Head, IARC Monographs Programme
International Agency for Research on Cancer, Lyon, France
Competing interests: None declared
1. Huff J, Infante P. Identifying cancer sites for human carcinogens in the IARC monographs. Occup Environ Med 2009;66:140.
2. Preamble amendment process. http://monographs.iarc.fr/ENG/Preamble/amendments.php (accessed January 2009).
3. Cogliano VJ. Use of carcinogenicity bioassays in the IARC Monographs. Ann N Y Acad Sci 2006:1076:592–600.
4. Formaldehyde. IARC Monographs on the Evaluation of Carcinogenic Risks to Humans, Vol 88, Formaldehyde, 2-Butoxyethanol and 1-tert-Butoxypropan-2-ol. Lyon France: International Agency for Research on Cancer, 2006;39–325. http://monographs.iarc.fr/ENG/Monographs/PDFs/index.php (accessed January 2009).
5. Future Meetings. http://monographs.iarc.fr/ENG/Meetings/index.php (accessed January 2009).

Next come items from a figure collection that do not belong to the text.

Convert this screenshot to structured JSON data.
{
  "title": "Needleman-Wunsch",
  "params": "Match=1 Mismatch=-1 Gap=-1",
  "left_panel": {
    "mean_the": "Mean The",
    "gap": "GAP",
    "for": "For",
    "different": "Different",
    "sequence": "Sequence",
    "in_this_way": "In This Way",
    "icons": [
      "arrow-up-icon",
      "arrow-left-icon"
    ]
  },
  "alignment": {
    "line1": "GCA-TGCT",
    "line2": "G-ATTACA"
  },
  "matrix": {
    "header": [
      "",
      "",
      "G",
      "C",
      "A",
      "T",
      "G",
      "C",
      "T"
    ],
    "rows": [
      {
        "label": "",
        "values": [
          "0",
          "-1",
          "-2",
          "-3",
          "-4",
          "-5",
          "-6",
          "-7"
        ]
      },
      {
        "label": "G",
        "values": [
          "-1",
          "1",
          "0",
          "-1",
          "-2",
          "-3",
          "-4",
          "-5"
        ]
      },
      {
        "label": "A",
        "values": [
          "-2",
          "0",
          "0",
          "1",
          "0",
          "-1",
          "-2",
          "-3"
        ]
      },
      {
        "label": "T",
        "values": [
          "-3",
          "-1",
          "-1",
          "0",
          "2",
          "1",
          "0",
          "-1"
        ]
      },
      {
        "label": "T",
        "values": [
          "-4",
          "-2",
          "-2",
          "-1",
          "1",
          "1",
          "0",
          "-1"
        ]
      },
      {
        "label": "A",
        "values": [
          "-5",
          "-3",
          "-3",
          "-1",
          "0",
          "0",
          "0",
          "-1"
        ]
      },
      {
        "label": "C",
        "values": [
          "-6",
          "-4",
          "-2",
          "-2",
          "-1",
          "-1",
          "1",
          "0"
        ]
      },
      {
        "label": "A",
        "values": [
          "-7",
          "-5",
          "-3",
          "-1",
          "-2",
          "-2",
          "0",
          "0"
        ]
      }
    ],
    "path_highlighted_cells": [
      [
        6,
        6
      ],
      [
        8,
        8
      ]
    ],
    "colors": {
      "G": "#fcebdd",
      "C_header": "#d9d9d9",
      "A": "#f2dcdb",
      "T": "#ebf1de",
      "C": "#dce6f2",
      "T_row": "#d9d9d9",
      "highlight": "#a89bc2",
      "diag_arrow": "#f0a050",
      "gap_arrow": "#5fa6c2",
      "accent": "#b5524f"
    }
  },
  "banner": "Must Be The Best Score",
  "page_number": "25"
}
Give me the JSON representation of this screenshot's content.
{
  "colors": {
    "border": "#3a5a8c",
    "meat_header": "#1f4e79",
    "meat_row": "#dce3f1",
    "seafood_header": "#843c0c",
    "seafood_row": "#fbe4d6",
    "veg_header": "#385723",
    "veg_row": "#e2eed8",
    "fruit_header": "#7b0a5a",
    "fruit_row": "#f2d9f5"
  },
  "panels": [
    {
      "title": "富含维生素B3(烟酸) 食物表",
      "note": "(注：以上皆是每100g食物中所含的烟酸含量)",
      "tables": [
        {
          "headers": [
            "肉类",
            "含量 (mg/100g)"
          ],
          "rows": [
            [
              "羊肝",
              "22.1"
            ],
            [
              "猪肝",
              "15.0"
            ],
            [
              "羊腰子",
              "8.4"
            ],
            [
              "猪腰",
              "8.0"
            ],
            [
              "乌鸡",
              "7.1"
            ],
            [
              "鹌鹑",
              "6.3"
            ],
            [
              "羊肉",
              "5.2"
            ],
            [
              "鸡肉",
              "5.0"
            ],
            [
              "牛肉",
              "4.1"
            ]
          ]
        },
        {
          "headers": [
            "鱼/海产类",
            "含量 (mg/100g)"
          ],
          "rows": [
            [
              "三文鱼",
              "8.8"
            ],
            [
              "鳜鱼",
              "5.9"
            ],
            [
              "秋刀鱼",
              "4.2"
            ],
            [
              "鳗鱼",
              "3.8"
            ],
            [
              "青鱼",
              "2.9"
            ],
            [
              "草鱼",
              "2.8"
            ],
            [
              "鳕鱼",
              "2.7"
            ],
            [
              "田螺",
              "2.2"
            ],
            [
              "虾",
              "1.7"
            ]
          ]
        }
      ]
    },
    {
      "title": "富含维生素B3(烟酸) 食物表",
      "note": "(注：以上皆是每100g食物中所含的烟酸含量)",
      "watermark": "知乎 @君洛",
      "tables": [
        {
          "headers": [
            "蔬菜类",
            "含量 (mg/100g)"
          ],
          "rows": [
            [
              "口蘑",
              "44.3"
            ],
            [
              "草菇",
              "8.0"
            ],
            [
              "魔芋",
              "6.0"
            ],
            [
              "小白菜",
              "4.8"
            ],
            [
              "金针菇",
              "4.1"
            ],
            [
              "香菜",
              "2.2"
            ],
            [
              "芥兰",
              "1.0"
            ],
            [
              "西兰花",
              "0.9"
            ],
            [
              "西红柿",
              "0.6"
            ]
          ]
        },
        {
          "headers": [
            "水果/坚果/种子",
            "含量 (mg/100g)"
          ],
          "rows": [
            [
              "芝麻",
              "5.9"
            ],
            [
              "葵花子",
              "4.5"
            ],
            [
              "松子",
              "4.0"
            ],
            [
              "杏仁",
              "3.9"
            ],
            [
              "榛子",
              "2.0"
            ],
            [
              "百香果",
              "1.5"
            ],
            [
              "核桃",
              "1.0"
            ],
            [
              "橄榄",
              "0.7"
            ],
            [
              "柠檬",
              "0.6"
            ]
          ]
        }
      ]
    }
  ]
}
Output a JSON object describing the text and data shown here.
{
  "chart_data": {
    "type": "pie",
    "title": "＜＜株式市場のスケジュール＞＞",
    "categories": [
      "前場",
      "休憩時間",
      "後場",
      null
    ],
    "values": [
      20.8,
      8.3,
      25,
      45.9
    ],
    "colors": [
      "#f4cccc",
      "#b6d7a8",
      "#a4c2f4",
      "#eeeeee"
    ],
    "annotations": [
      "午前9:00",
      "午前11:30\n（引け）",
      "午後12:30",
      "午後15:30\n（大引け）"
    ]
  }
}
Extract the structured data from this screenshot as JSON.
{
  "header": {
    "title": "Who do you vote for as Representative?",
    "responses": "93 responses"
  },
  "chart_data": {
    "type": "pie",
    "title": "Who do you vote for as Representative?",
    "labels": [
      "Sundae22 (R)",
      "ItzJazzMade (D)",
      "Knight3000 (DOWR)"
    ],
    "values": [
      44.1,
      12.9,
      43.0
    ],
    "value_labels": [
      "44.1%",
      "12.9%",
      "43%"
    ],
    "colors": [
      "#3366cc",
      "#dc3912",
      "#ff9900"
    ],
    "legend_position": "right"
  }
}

6. Report of the Advisory Group to Plan Volume 100: A Review of Human Carcinogens. Lyon France: International Agency for Research on Cancer, 2007, IARC Int Rpt 07/001. http://monographs.iarc.fr/ENG/Publications/internrep/07-001.pdf (accessed January 2009).
Editor’s Note: When we receive letters commenting on material published in OEM, it is our policy to allow the original authors an opportunity to see those letters in advance of publication and, if they wish, to respond to them in a letter published simultaneously. We failed to do this with the letter submitted by Drs. Huff and Infante. We apologize for this error. Dr. Cogliano’s response appears on this page.